Yıllardır Öcalan’ın adını istismar eden ve onu tutkal gibi kullanan Kandil zaten hiçbir zaman Öcalan’a açıktan tavır takınamaz. Geçmişte de hep Öcalan dediler ama onu gömecek her adımı attılar.
Hatırlanırsa ‘Karayılan Öcalan’a racon kesiyor’ dediğimde de bunu kastetmiştim. “Öcalan’ın devletin kontrolünde bir kişi olarak etki altında kaldığı” kabulünü yayarak kendi pozisyonlarını dayatma eğilimine giriyorlar.
Karayılan’ın şu sözleri, “Öcalan’ın sözlerini devletin sözleri olarak görmek ve reddetmek” eğiliminde olduklarını gösteriyor: “Başbakan’ın bize dayattığı teslim olmadır. Geçmişten bu yana zaten Türk hükümetleri hep bunu yaptılar. Dersim’de de bu oldu, Şeyh Said İsyanı’nda da bu oldu, Ağrı İsyanı’nda da bu oldu. En son Kenan Evren’den bu yana bize hep söylenen, ‘ya gelip teslim olacaksınız, ya yok olursunuz ya da çekip gidersiniz’dir”.
AcabaZübeyir Aydar’ın ‘Öcalan emretsin sınır dışına çekilelim’ ifadesi, ne derece Kandil’in iradesini yansıtıyor?
***
Kandil’in süreçte nasıl tavır takınacağı, Öcalan’ın çağrısına nasıl karşılık vereceği elbette önem taşıyor. Ancak bu önem, onların her dediğine eyvallah denilmesini gerektirmiyor.

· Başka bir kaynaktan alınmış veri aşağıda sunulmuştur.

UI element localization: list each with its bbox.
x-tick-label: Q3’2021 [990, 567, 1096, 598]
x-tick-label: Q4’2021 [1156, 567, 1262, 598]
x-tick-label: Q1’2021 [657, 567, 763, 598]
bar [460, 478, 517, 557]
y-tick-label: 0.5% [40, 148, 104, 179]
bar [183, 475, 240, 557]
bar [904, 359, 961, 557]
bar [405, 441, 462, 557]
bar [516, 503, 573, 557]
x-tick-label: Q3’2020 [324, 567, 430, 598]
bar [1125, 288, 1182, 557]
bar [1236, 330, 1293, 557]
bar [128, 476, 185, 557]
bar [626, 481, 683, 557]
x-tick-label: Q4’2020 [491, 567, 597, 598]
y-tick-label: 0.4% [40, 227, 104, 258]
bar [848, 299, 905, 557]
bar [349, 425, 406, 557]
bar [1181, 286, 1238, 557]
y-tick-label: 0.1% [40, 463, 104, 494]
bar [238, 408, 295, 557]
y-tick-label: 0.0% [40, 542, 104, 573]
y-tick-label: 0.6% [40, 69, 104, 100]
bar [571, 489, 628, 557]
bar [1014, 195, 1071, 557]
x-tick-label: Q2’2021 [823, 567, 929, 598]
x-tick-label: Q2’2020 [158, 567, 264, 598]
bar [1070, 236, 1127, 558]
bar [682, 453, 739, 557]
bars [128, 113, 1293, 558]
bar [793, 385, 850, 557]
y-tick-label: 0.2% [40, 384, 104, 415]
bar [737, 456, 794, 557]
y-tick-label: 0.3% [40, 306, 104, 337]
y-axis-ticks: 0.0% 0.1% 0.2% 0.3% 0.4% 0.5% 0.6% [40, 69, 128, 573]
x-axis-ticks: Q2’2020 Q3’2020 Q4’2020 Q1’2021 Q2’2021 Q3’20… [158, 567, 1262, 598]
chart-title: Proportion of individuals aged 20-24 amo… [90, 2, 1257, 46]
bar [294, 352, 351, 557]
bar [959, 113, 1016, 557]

Mesela Karayılan, PKK’yı bir demokratik hareket olarak niteliyor. Buna sessiz kalmak akla ve hakikate hakarettir. Eli silahlı, kan döken, baskı ve tehditle hareket eden, totaliter ve baskıcı bir örgüt demokratik olabilir mi?
Elbette olamaz.
Çözüme ulaşmak, devletin PKK’yı terörist görmekten vazgeçmesi anlamına gelmez. Ne devlet dağdaki adamın algısını değiştirebilir, ne de PKK, devletin terörist algısını bıraktırabilir. Zaten algılar farklı olsaydı mücadele olmazdı. Çözüm, vasıfların değişmesinden geçmiyor, farklı vasıftakilerin silahı devre dışı bırakacak bir çözüm projesine ulaşmasından geçiyor.